One of the founding principles of democracy is the right for voters to kick the government out, if they don’t think it’s doing a good job. I's not a rule which operates at Stormont. That is wrong and, sooner or later, things will have to change.
Currently the Executive isn’t working. Even the Deputy First Minister, Martin McGuinness, admitted this week that the public holds it in contempt.
No wonder. The two main parties, DUP and Sinn Féin, refuse consistently to behave in a constructive fashion and, as they move towards elections, their desire to appear at loggerheads grows stronger. They constantly play on sectarian divisions in our society and let down the vast majority of people, who simply want to work hard and get on with their lives.

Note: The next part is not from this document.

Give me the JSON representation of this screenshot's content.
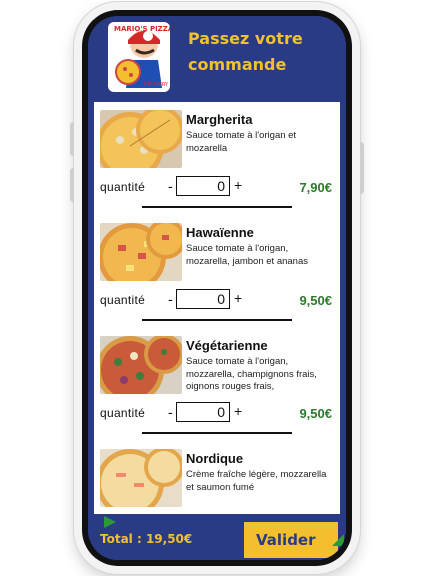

Right across most of the central issues of government, the executive is failing. Education is in a mess, with no resolution to the transfer question and no agreement on introducing a single body to govern the system.
Stormont has failed to pass a bill on welfare reform and the result is that Northern Ireland is set to lose about £200 million per year. The agriculture and finance ministers have clashed in court over European subsidies to farmers, which could pose a real risk to our agrifood industry. Northern Ireland’s economy is lagging behind the rest of the UK and the Republic of Ireland.
The list goes on and on. Yet, although voters in Northern Ireland can kick out individual MLAs, the executive is always likely to be made up of the same old parties, having the same old quarrels and refusing to get things done.
The alternative is to have an opposition at Stormont, which could offer a competing set of policies to the executive and challenge it on its record in government. That system works in almost every other country in the free world. The executive must be formed on the principles of power-sharing, because of the divisions in our society, but it needn’t include five parties.
It is clear that the current executive has failed to deliver social stability and prosperity for Northern Ireland, so voters should have a chance to kick it out. Meanwhile, people can register their disapproval of the current system by using the European Election in May as a referendum on whether they want a big flag or big issues to dominate politics here.